Boochani used his address at Parliament House to also back a Greens bill to evacuate the 150 refugees remaining in offshore detention in Papua New Guinea (PNG) and Nauru.
He said Australia can no longer deny the damaging impacts of their immigration policy and urged the government to “be brave” in supporting the bill.
“The reason I say be brave is because the Labor party always have been defensive about refugee policy,” he said.
“It’s very important that Labor trusts itself and do the right thing.”
Both Boochani and Greens senator, Nick McKim, drew comparisons between the bill and the Medevac amendment Labor supported while in Opposition, which allowed refugees detained offshore to be brought to Australia for medical treatment.
“[Labor] told Australia that they were supporting [Medevac] because it was the right thing to do, because we had a moral obligation to the people who were in offshore detention to make sure they got the medical treatment they needed,” McKim said.
He said the bill was “absolutely in the spirit” of the Medevac amendment and Labor’s failure to support the evacuation of refugees from PNG and Nauru would suggest previous claims of care for asylum seekers were “rank politics”.
“That’s the test for the Labor party and I urge them to support our bill and finally help us to write an end to one of the darkest, bloodiest, and foulest chapters in Australia’s story: the chapter of offshore detention,” he said.

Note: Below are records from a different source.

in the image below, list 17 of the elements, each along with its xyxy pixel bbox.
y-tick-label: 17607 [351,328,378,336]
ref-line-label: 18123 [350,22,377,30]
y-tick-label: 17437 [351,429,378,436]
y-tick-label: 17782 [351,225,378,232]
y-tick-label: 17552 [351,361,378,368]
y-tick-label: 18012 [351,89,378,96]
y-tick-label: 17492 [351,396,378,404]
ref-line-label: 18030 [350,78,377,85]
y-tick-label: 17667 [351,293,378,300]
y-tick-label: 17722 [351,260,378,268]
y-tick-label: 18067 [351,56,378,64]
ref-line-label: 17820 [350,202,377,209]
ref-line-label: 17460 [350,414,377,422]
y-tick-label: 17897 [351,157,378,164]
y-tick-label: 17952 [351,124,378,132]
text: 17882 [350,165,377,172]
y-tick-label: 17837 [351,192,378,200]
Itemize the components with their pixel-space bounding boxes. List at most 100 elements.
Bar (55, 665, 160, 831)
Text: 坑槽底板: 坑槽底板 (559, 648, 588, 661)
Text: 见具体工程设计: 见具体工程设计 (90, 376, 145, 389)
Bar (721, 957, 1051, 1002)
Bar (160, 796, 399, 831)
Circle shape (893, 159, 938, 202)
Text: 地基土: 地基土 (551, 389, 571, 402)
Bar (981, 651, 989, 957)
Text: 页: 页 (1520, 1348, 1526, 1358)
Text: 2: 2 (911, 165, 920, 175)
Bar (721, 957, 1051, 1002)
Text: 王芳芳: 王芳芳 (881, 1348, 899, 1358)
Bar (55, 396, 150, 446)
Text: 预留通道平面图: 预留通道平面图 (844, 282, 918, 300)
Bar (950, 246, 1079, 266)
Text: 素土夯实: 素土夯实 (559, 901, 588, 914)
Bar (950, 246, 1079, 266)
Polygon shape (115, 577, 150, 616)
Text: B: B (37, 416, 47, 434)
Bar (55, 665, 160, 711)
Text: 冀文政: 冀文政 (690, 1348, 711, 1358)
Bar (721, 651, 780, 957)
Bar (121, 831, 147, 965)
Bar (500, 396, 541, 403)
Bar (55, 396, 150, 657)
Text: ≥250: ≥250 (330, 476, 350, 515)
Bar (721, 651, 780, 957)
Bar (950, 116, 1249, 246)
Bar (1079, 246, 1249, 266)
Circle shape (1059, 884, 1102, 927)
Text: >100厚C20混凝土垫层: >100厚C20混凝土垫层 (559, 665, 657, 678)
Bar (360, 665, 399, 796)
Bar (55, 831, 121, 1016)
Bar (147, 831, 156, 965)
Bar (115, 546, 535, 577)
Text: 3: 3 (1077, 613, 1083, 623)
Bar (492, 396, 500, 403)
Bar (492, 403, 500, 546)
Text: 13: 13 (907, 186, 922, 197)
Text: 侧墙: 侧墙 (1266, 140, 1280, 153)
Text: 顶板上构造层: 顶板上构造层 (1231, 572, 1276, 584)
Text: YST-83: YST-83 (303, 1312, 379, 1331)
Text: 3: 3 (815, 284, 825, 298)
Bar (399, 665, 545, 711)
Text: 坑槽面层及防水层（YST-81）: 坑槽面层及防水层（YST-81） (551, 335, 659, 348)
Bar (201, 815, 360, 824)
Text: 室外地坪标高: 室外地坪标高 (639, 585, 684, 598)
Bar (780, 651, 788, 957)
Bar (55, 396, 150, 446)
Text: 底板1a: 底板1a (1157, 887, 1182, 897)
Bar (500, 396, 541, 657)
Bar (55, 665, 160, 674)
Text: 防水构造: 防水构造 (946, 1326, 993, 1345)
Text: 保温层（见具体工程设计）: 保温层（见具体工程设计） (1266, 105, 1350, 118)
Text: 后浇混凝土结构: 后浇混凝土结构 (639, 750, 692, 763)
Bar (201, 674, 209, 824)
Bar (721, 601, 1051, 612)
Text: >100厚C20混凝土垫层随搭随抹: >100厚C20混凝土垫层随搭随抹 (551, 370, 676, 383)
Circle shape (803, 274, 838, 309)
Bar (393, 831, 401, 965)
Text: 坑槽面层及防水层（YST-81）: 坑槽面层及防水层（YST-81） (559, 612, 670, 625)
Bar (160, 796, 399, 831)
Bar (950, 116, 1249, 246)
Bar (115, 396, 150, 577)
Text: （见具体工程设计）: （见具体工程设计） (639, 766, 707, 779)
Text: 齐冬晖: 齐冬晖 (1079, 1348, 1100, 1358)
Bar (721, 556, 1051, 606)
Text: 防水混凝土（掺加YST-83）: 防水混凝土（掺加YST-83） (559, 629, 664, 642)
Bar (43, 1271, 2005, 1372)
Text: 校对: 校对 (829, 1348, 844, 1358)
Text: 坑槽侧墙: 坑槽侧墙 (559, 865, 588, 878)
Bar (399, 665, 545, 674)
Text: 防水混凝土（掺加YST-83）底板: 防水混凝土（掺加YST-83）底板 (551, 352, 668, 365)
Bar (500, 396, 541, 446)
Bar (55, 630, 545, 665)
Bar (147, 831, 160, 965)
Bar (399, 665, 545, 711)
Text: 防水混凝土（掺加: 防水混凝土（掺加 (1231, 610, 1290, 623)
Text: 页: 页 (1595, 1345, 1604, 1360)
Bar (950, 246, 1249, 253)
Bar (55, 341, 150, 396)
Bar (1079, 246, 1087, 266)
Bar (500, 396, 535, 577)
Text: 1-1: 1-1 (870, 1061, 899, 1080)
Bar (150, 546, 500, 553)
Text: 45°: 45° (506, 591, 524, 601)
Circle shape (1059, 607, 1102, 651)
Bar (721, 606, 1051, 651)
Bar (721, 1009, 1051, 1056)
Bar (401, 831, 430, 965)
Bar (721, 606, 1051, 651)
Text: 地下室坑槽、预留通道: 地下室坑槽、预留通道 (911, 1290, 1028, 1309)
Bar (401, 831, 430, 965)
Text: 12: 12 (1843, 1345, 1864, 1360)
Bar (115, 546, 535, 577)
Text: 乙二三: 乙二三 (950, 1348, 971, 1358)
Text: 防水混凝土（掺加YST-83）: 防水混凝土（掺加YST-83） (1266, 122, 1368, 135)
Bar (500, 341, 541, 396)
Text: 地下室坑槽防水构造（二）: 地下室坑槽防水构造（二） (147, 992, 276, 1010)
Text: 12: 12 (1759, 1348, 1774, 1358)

“It’s time to bring an end to this dark chapter and write a new beginning.”
Independent MP, Zoe Daniel, confirmed her support for a royal commission, labelling offshore detention an "inhumane way of managing refugees".
"I accept [Labor's] position that they will continue [offshore detention], however, you cannot hold people in offshore detention indefinitely, at vast cost to the Australian people, without providing a third country solution," she said.
"While the government's promise to end the limbo in which refugees are placed in this country, is welcome, their lack of commitment to a timeframe is unsatisfactory."
Daniel said she believes the government has "good intentions" but joins those urging action.
"It's been eight months now since the election, so hopefully this kind of conversation precipitates some action," she said.
"What we've created on a humanitarian front in regard to offshore detention, and indeed hotel detention, in this country is abhorrent."
Daniel indicated her support for the Greens' bill to evacuate PNG and Nauru "in principle".
It is unclear whether Labor will support the bill.
Following Boochani’s address at Parliament House, Labor – with the support of the Opposition – rushed through legislation to reauthorise Nauru as a regional processing country.